Murayama is exploring a theory that is rapidly becoming the favored explanation for why there is matter in the universe. It’s called leptogenesis, a shorthand way of saying that fundamental particles called leptons are our ultimate beginnings, our Genesis. In this story, Adam and Eve are replaced by the common electron and the curious neutrino, a ghostlike particle that whizzes through Earth as easily as you or I walk through a breeze.

Think of leptogenesis as a playground see-saw: when one side goes up, the other must go down. On this playground, ordinary matter sits on one end of the see-saw, and neutrinos, a kind of lepton, on the other. When the universe was very young, the theory goes, perhaps less than one-billionth of a nanosecond old and roughly the size of a hot air balloon, very heavy neutrinos morphed into a shower of antineutrinos. The antineutrinos pulled the lepton side of the see-saw down; the amount of ordinary matter had no choice but to increase.

If the leptogenesis theory is correct, “which right now pretty much everyone’s betting on,” says Murayama, then ultimately you owe your existence to the neutrino, a particle so ethereal, so seemingly inconsequential that there are trillions passing through your body as you read this.

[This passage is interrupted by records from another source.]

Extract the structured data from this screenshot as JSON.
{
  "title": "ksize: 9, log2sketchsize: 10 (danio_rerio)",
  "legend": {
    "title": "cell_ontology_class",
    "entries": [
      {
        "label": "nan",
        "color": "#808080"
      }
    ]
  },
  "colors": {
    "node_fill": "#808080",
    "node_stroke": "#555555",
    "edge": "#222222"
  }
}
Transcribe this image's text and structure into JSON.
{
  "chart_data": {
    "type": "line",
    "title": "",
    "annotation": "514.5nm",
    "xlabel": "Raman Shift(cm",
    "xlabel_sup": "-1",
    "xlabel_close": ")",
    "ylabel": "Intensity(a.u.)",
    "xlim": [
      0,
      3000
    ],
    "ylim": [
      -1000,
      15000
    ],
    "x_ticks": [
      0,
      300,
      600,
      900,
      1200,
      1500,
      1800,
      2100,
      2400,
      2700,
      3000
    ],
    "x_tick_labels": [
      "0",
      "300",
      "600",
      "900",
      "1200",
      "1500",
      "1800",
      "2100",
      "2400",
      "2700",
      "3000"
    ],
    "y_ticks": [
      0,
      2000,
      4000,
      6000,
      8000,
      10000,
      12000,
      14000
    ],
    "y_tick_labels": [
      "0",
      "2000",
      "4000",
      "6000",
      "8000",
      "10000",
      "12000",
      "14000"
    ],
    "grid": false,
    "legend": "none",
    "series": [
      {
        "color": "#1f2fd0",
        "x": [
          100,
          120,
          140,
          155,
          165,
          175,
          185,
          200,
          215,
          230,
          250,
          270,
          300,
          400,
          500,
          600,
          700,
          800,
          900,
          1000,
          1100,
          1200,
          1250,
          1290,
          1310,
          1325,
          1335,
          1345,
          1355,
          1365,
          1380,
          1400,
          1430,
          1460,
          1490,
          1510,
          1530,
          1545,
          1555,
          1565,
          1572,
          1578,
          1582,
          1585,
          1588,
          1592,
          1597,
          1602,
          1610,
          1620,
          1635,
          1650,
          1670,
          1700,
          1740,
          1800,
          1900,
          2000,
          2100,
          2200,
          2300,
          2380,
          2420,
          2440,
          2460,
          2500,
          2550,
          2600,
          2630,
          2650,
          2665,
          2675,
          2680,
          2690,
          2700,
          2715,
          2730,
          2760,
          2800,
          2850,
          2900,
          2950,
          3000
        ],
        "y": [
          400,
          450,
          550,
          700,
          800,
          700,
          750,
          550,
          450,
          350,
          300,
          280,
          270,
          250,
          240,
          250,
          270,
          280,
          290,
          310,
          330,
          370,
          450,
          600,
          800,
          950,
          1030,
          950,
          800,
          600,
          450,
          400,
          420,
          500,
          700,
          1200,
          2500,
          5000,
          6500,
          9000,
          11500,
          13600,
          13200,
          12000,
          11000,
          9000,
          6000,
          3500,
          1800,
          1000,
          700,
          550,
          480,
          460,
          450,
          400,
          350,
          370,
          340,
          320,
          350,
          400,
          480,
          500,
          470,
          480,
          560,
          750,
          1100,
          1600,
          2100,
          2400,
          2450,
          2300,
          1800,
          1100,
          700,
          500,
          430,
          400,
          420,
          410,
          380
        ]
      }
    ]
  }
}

Intriguing as leptogenesis is, no one can say for sure whether it or any of the other renegade theories about matter’s origins is correct, because the means to evaluate them do not exist. Scientists are talking of building a novel and very expensive machine, a so-called neutrino factory, that would put leptogenesis to the test. For now, though, the hands-on physicists plug away, staking out testable territory and scrutinizing the minutiae of their results, while the big thinkers tinker with the foundations of it all. Theory versus experiment: that disparity, as fundamental and as complementary, perhaps, as the one between matter and antimatter, has always been at the heart of the effort to understand our world. Chances are, the matter-antimatter problem will eventually be solved through synergy: The experimenters will find an unexpected quirk in the workings of elementary particles, and the theorists will find a consistent and elegant way to explain it.